Spurred by Yellowstone and 1883, Texas named No. 1 U.S. market for land sales with record-setting 2021
Due in part to its cowboy heritage, Texas boasts lots of wide open spaces. So much so, in fact, that the Lone Star State led all of the states in land sales last year.
According to a new report from the National Association of Realtors and the Realtors Land Institute, the five states with the largest shares of land sales in 2021 were Texas (14.6 percent), Florida (12.8 percent), California (6.2 percent), Georgia (5.3 percent), and Arizona (5.2 percent).

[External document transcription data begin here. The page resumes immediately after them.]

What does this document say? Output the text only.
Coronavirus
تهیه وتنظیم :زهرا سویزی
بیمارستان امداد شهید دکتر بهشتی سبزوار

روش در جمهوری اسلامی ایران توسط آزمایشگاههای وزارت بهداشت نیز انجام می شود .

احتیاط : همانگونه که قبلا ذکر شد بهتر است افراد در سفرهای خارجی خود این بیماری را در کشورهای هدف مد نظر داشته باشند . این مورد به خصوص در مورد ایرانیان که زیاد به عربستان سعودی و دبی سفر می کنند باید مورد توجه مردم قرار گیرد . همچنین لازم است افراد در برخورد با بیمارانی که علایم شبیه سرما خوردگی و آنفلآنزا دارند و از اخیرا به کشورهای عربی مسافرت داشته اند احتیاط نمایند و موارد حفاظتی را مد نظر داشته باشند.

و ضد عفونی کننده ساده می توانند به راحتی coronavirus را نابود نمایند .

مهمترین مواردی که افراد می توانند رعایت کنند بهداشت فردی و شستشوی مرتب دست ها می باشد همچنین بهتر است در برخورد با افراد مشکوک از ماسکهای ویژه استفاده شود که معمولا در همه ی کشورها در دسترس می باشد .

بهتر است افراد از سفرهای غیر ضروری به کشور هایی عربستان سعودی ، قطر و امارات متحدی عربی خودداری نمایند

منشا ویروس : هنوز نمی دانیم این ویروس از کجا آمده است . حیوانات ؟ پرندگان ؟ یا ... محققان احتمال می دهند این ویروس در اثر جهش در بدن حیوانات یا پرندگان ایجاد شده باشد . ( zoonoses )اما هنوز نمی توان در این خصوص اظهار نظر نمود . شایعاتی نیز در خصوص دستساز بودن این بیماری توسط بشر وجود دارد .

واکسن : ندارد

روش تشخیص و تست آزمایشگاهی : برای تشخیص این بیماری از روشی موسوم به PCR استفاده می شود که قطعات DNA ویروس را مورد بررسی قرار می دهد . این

“Even with rising interest rates, I expect sustained growth in land sales and prices this year, driven particularly by the demand for multifamily and single-family housing needs,” says Lawrence Yun, chief economist at the National Association of Realtors.
Last year, Texas recorded 9,055 land sales, according to the Texas Real Estate Research Center at Texas A&M University. A record-setting 846,347 acres of Texas land changed hands in 2021, up 53 percent from the previous year. That property fetched a record-breaking $3.4 billion, up 97.6 percent compared with 2020.
“It has been a strong seller’s market for ranches and land: Demand has been greater than supply, fueled in part by the pandemic and the urge to be away from urban areas,” according to Dallas-based Briggs Freeman Sotheby’s International Realty, whose ranch and land business posted sales of $371 million last year.
The Realtors’ report shows sales of residential land around the country were up 6.6 percent in 2021 compared with the previous year, and sales of ranchland were up 3.5 percent.
“This continues to be the most active period in Texas land-market history,” says Charles Gilliland, an economist with the Texas Real Estate Research Center.
Underscoring Gilliland’s observation, Douglas Elliman Realty recently launched Elliman Farm and Ranch, which represents buyers and sellers of land, ranch, and farm properties in Texas and five other states.
The firm says shows like Yellowstone, 1883, and “other romantic depictions of life on the range” have helped spur interest in ranch and farm properties. (Texas' famed 6666 Ranch, recently featured on Yellowstone and reportedly the setting for a spinoff, was recently sold.)
“Given the challenges of the past two years, many of our buyers are looking for more than just a second home — they want the sense of freedom and a deeper connection with the land that farm and ranch properties offer,” says Scott Durkin, CEO of Douglas Elliman Realty.